3. A ratcheting cable-tie gun. It automatically tensions the cable tie and cuts it flush. (it's FUN.) Don't get the cheap plastic kind; spend $40 on a metal one. Panduit, Hellerman Tyton, Paladin all make good models.

Then: Run all your cables, one at a time, and divide them into "lanes" that make sense to you. In audio, we have to keep signal and power separate, but for PCs, just do whatever you helps you keep them straight. Keep everything at right angles, and use the cable-tie mounts to create "corners". Coil up any excess length, and mount that coil somewhere out of the way.

I had a small studio with maybe 50 pieces of gear, and I never had tangles behind the desk.

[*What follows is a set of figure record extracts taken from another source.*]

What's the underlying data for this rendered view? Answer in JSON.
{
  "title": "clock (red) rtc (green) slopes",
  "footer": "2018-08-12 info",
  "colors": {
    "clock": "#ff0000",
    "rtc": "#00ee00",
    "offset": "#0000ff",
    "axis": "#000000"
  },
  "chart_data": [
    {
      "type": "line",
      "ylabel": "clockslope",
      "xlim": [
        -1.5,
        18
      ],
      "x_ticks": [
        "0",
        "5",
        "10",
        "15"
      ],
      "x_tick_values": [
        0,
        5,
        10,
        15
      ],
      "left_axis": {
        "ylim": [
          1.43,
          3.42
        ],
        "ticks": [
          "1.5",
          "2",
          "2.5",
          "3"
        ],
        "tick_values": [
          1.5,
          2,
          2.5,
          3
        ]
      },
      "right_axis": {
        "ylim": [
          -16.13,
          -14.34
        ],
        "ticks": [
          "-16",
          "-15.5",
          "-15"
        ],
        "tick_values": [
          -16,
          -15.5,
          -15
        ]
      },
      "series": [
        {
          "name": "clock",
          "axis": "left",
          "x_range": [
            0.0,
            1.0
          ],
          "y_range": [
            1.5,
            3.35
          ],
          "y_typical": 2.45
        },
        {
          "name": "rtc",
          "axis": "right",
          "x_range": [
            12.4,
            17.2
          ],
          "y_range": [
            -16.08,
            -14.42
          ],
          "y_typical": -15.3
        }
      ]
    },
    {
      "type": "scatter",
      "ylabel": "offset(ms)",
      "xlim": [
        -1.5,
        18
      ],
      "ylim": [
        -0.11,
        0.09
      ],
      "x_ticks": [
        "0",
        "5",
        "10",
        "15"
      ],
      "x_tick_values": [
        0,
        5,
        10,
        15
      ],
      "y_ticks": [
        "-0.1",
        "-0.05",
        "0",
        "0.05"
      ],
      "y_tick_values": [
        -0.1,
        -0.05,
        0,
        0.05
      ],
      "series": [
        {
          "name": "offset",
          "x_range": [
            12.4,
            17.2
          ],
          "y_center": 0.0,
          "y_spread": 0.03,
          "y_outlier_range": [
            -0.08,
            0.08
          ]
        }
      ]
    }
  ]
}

Posted by: JayL1 | May 19, 2009 8:28 PM | Report abuse

HA HA - I was about to post that "roadies never have Cordian Knots" and JayL just explained why!

Audiophiles and stage staff are not allowed to have messy cables, so storing our electronic toy cables just comes naturally.

Posted by: lquarton | May 20, 2009 1:03 AM | Report abuse

Don't forget for best sound and pix you must use the proper devices to keep the cables properly separated and up off the floor. Seriously folks to this.

HDMI 1.3 makes life so much easier one cable from FIOS box and Blu Ray etc to HT controller or receiver and then one out TV or front projector. No more toslink digital and component cables or lets try to connect a S video cable in the dark.

Posted by: sheepherder | May 20, 2009 6:56 AM | Report abuse

This may be the most helpful bunch of suggestions ever! (Well, or at least for this month.) Thanks, folks...

- RP

Posted by: robpegoraro | May 20, 2009 4:26 PM | Report abuse

I would add that using a Casio or Ptouch label maker, making the labels extra long to attach to the wires/adapter wires helps, but the backs of the labels have to adhere to each other; and silver Sharpies on black boxes.

Two q's: What does AR mean: Assault rifle? Anal retentive? Ambiguous racket? Even Urban dictionary didn't help me here.

second one: What is a WALL WART?

thx

Posted by: howardstuff | May 20, 2009 9:54 PM | Report abuse

The comments to this entry are closed.